There are many points of contention in a divorce action, from child custody to asset and debt distribution. After child custody, one of the most contentious issues in a divorce is alimony.
This is due in part to the ambiguity surrounding alimony in Utah.
If you are going through a divorce, well-meaning friends, family, and acquaintances will be happy to share a lot of disinformation with you and give you a lot of bad advice. I don’t want to sound elitist, but if you really want to understand how alimony works in Utah, the only way is to speak to a good divorce lawyer who knows the law and knows how it works.
In Utah, child support obligations are almost always calculated based upon a arithmetic formula set by the Utah Code; you simply plug in the income of the parties, how many children you have, how many overnights each party will have the children and the formula will provide a specific amount of child support. Alimony is not subject to plug n’ play formula, and the court is given broad discretion in awarding alimony.
Many will tell you that you should receive half of your spouse’s income as alimony. Others will tell you that you are “entitled” to alimony that ensures you enjoy to “the same standard of living as you did prior to the divorce.” False.
As a general matter of fact, it is almost impossible for most divorcing people to remain post-divorce at the same standard of living they enjoyed when together; divorce results in duplicate housing and other expenses that did not exist when the couple was together under the same roof.
The Utah legislature has established some statutory guidelines to assist the courts in analyzing alimony, and the Utah courts have further clarified these issues. Utah Code Section 30-3-5(8), lists seven factors the courts must consider in determining alimony, however in this analysis the court gives more weight to the first three factors (1) Financial need of the recipient spouse, (2) the earning capacity of the recipient spouse, and (3) the ability of the spouse to pay alimony.
So what happens when the spouse seeking alimony doesn’t have a financial need? In Dobson v. Dobson (294 P.3d 591, Utah Ct. App. 2012), the Utah Court of Appeals held that “regardless of the payor spouse’s ability to pay more, ‘the [recipient] spouse’s demonstrated need must … constitute the maximum permissible alimony award.’” (Dobson, quoting, Jensen v. Jensen, 197 P.3d 117 (Utah App 2008)). This means that the spouse paying alimony is not required to pay any more in alimony than what the recipient spouse needs. This means that if a payor spouse has the ability to pay more alimony, over and above the recipient spouse’s needs, the court cannot order the payor to pay more just because the payor could pay more.
To put this in a real world scenario, when parties are seeking a divorce they are required to fill out financial declarations that show their monthly income and expenses.

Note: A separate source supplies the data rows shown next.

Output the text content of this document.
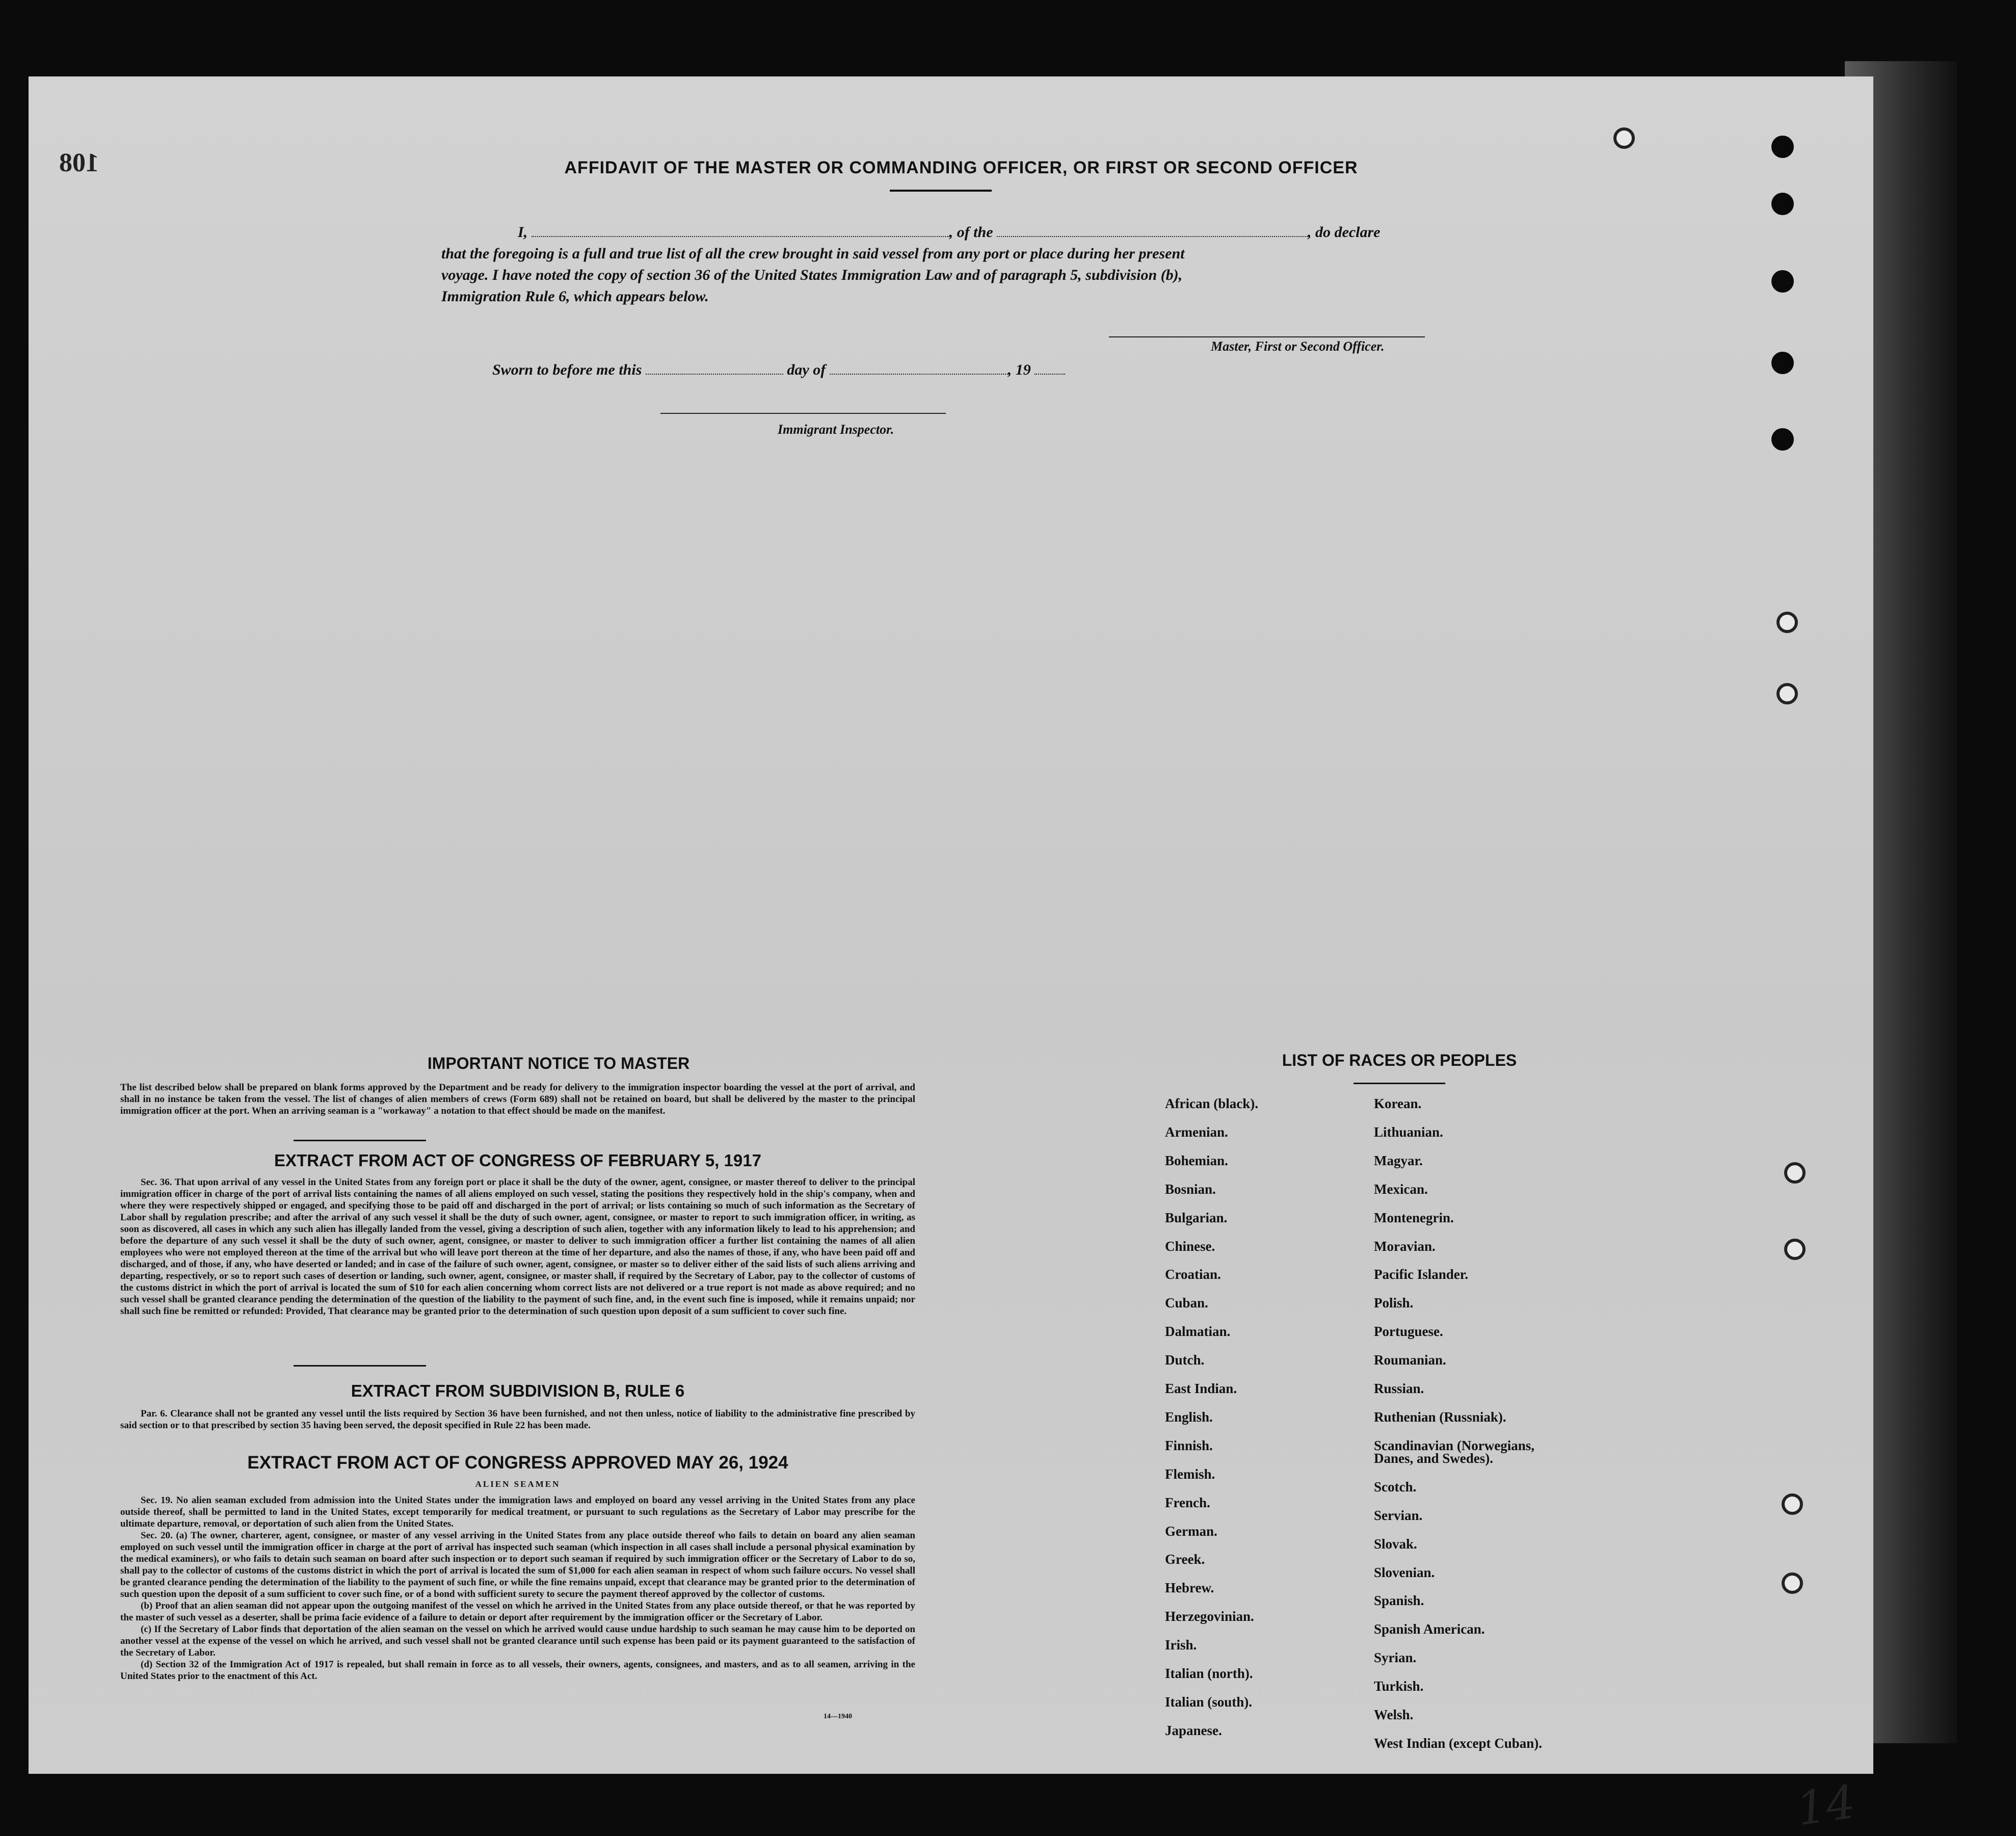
108	AFFIDAVIT OF THE MASTER OR COMMANDING OFFICER, OR FIRST OR SECOND OFFICER

I,	, of the	, do declare

that the foregoing is a full and true list of all the crew brought in said vessel from any port or place during her present

voyage. I have noted the copy of section 36 of the United States Immigration Law and of paragraph 5, subdivision (b),

Immigration Rule 6, which appears below.

Master, First or Second Officer.
Sworn to before me this	day of	, 19
Immigrant Inspector.
IMPORTANT NOTICE TO MASTER
The list described below shall be prepared on blank forms approved by the Department and be ready for delivery to the immigration inspector boarding the vessel at the port of arrival, and shall in no instance be taken from the vessel. The list of changes of alien members of crews (Form 689) shall not be retained on board, but shall be delivered by the master to the principal immigration officer at the port. When an arriving seaman is a "workaway" a notation to that effect should be made on the manifest.
EXTRACT FROM ACT OF CONGRESS OF FEBRUARY 5, 1917
Sec. 36. That upon arrival of any vessel in the United States from any foreign port or place it shall be the duty of the owner, agent, consignee, or master thereof to deliver to the principal immigration officer in charge of the port of arrival lists containing the names of all aliens employed on such vessel, stating the positions they respectively hold in the ship's company, when and where they were respectively shipped or engaged, and specifying those to be paid off and discharged in the port of arrival; or lists containing so much of such information as the Secretary of Labor shall by regulation prescribe; and after the arrival of any such vessel it shall be the duty of such owner, agent, consignee, or master to report to such immigration officer, in writing, as soon as discovered, all cases in which any such alien has illegally landed from the vessel, giving a description of such alien, together with any information likely to lead to his apprehension; and before the departure of any such vessel it shall be the duty of such owner, agent, consignee, or master to deliver to such immigration officer a further list containing the names of all alien employees who were not employed thereon at the time of the arrival but who will leave port thereon at the time of her departure, and also the names of those, if any, who have been paid off and discharged, and of those, if any, who have deserted or landed; and in case of the failure of such owner, agent, consignee, or master so to deliver either of the said lists of such aliens arriving and departing, respectively, or so to report such cases of desertion or landing, such owner, agent, consignee, or master shall, if required by the Secretary of Labor, pay to the collector of customs of the customs district in which the port of arrival is located the sum of $10 for each alien concerning whom correct lists are not delivered or a true report is not made as above required; and no such vessel shall be granted clearance pending the determination of the question of the liability to the payment of such fine, and, in the event such fine is imposed, while it remains unpaid; nor shall such fine be remitted or refunded: Provided, That clearance may be granted prior to the determination of such question upon deposit of a sum sufficient to cover such fine.
EXTRACT FROM SUBDIVISION B, RULE 6
Par. 6. Clearance shall not be granted any vessel until the lists required by Section 36 have been furnished, and not then unless, notice of liability to the administrative fine prescribed by said section or to that prescribed by section 35 having been served, the deposit specified in Rule 22 has been made.
EXTRACT FROM ACT OF CONGRESS APPROVED MAY 26, 1924
ALIEN SEAMEN
Sec. 19. No alien seaman excluded from admission into the United States under the immigration laws and employed on board any vessel arriving in the United States from any place outside thereof, shall be permitted to land in the United States, except temporarily for medical treatment, or pursuant to such regulations as the Secretary of Labor may prescribe for the ultimate departure, removal, or deportation of such alien from the United States.
Sec. 20. (a) The owner, charterer, agent, consignee, or master of any vessel arriving in the United States from any place outside thereof who fails to detain on board any alien seaman employed on such vessel until the immigration officer in charge at the port of arrival has inspected such seaman (which inspection in all cases shall include a personal physical examination by the medical examiners), or who fails to detain such seaman on board after such inspection or to deport such seaman if required by such immigration officer or the Secretary of Labor to do so, shall pay to the collector of customs of the customs district in which the port of arrival is located the sum of $1,000 for each alien seaman in respect of whom such failure occurs. No vessel shall be granted clearance pending the determination of the liability to the payment of such fine, or while the fine remains unpaid, except that clearance may be granted prior to the determination of such question upon the deposit of a sum sufficient to cover such fine, or of a bond with sufficient surety to secure the payment thereof approved by the collector of customs.
(b) Proof that an alien seaman did not appear upon the outgoing manifest of the vessel on which he arrived in the United States from any place outside thereof, or that he was reported by the master of such vessel as a deserter, shall be prima facie evidence of a failure to detain or deport after requirement by the immigration officer or the Secretary of Labor.
(c) If the Secretary of Labor finds that deportation of the alien seaman on the vessel on which he arrived would cause undue hardship to such seaman he may cause him to be deported on another vessel at the expense of the vessel on which he arrived, and such vessel shall not be granted clearance until such expense has been paid or its payment guaranteed to the satisfaction of the Secretary of Labor.
(d) Section 32 of the Immigration Act of 1917 is repealed, but shall remain in force as to all vessels, their owners, agents, consignees, and masters, and as to all seamen, arriving in the United States prior to the enactment of this Act.
14—1940
LIST OF RACES OR PEOPLES
14
African (black).
Armenian.
Bohemian.
Bosnian.
Bulgarian.
Chinese.
Croatian.
Cuban.
Dalmatian.
Dutch.
East Indian.
English.
Finnish.
Flemish.
French.
German.
Greek.
Hebrew.
Herzegovinian.
Irish.
Italian (north).
Italian (south).
Japanese.
Korean.
Lithuanian.
Magyar.
Mexican.
Montenegrin.
Moravian.
Pacific Islander.
Polish.
Portuguese.
Roumanian.
Russian.
Ruthenian (Russniak).
Scandinavian (Norwegians,
Danes, and Swedes).
Scotch.
Servian.
Slovak.
Slovenian.
Spanish.
Spanish American.
Syrian.
Turkish.
Welsh.
West Indian (except Cuban).
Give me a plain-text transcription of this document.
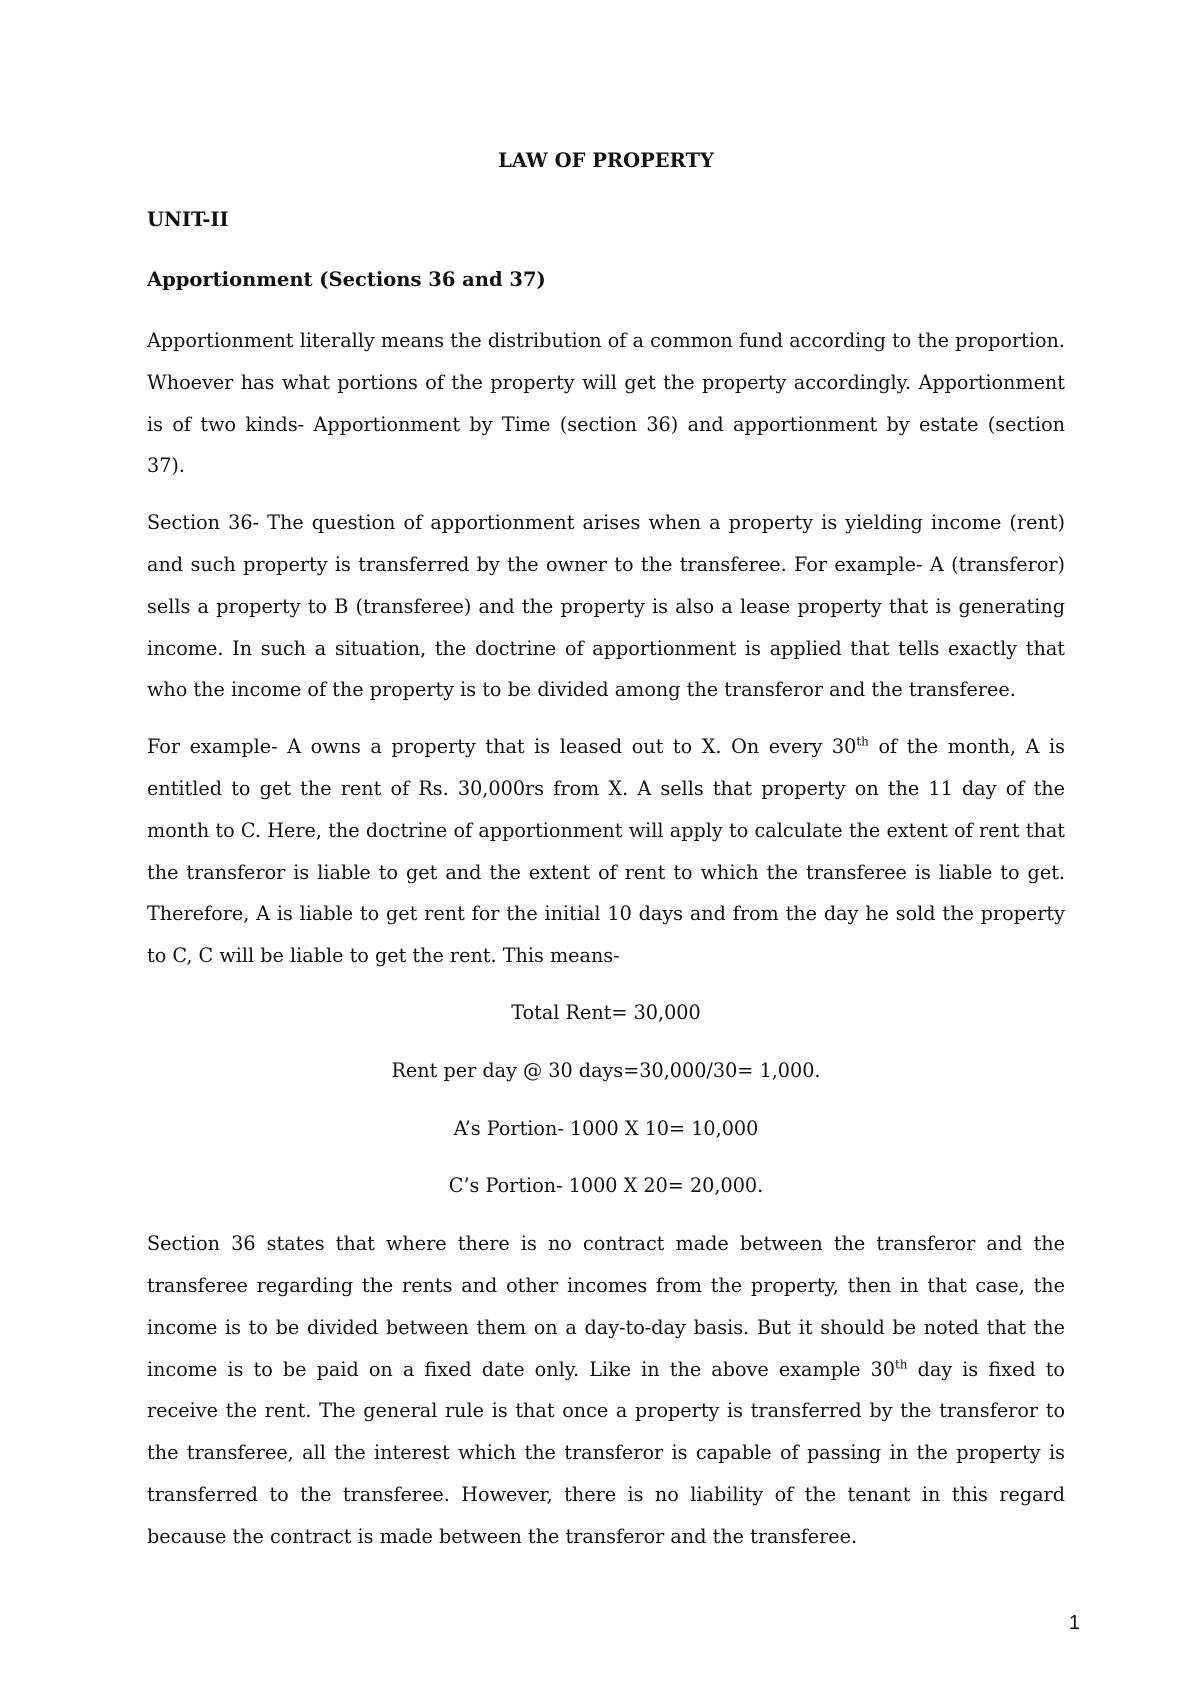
LAW OF PROPERTY
UNIT-II
Apportionment (Sections 36 and 37)

Apportionment literally means the distribution of a common fund according to the proportion. Whoever has what portions of the property will get the property accordingly. Apportionment is of two kinds- Apportionment by Time (section 36) and apportionment by estate (section 37).

Section 36- The question of apportionment arises when a property is yielding income (rent) and such property is transferred by the owner to the transferee. For example- A (transferor) sells a property to B (transferee) and the property is also a lease property that is generating income. In such a situation, the doctrine of apportionment is applied that tells exactly that who the income of the property is to be divided among the transferor and the transferee.

For example- A owns a property that is leased out to X. On every 30th of the month, A is entitled to get the rent of Rs. 30,000rs from X. A sells that property on the 11 day of the month to C. Here, the doctrine of apportionment will apply to calculate the extent of rent that the transferor is liable to get and the extent of rent to which the transferee is liable to get. Therefore, A is liable to get rent for the initial 10 days and from the day he sold the property to C, C will be liable to get the rent. This means-

Total Rent= 30,000
Rent per day @ 30 days=30,000/30= 1,000.
A’s Portion- 1000 X 10= 10,000
C’s Portion- 1000 X 20= 20,000.

Section 36 states that where there is no contract made between the transferor and the transferee regarding the rents and other incomes from the property, then in that case, the income is to be divided between them on a day-to-day basis. But it should be noted that the income is to be paid on a fixed date only. Like in the above example 30th day is fixed to receive the rent. The general rule is that once a property is transferred by the transferor to the transferee, all the interest which the transferor is capable of passing in the property is transferred to the transferee. However, there is no liability of the tenant in this regard because the contract is made between the transferor and the transferee.

1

If a spouse is seeking alimony, she must show that her monthly expenses are reasonable and that she does not have sufficient income to pay these reasonable expenses out of her own income. Need is not synonymous with income equalization.
In Dobson, the Utah Court of Appeals stated that “the court should undertake the last step [to equalize incomes] ‘with an eye towards equalizing the parties’ standards of living only if there is not enough combined ability to maintain both parties at the standard of living they enjoyed during marriage.” (Emphasis added)
Further, the Court of Appeals has stated “[i]ncome equalization, as imposed by the courts in divorce proceedings, is perhaps better described as ‘equalization of poverty.’ In other words, the courts will equalize the incomes of the parties only, in those situations in which one party does not earn enough to cover his or her demonstrated needs and the other party does not have the ability to pay enough to cover those needs.” (Emphasis added).
Parties in a divorce often artificially inflate their monthly expenses and underreport income to either increase alimony, or decrease the money available thereby decreasing the ability to pay alimony. Under controlling case law, a party should only get, at a maximum, alimony 1) in an amount to meet his/her reasonable monthly need, and 2) at an amount that the payor can afford. The goal of Utah alimony is not to equalize wealth, but to pay necessary expenses and then equalize poverty when needed.
Finally, you may not be news you want, but it’s news you need: an alimony award is different from an alimony payment. Just because a court orders your ex to pay you alimony does not mean you will receive it. If your ex refuses to pay or to pay in full, you can go to the court and ask the court for help in collecting, but unless you know how to do this on your own, you may find that the cost of collecting alimony exceeds the amount of alimony you receive. Worse, if you think that the solution is finding alternate and substitute sources for income to mitigate a failure or refusal by your ex to pay alimony, you risk losing your alimony if your ex can prove that you no longer have a need for it. Do not despair, however. Intransigent ex-spouses who refused to pay alimony are nothing new. If you run into this problem yourself, it’s worth it to consult a good divorce attorney to help you.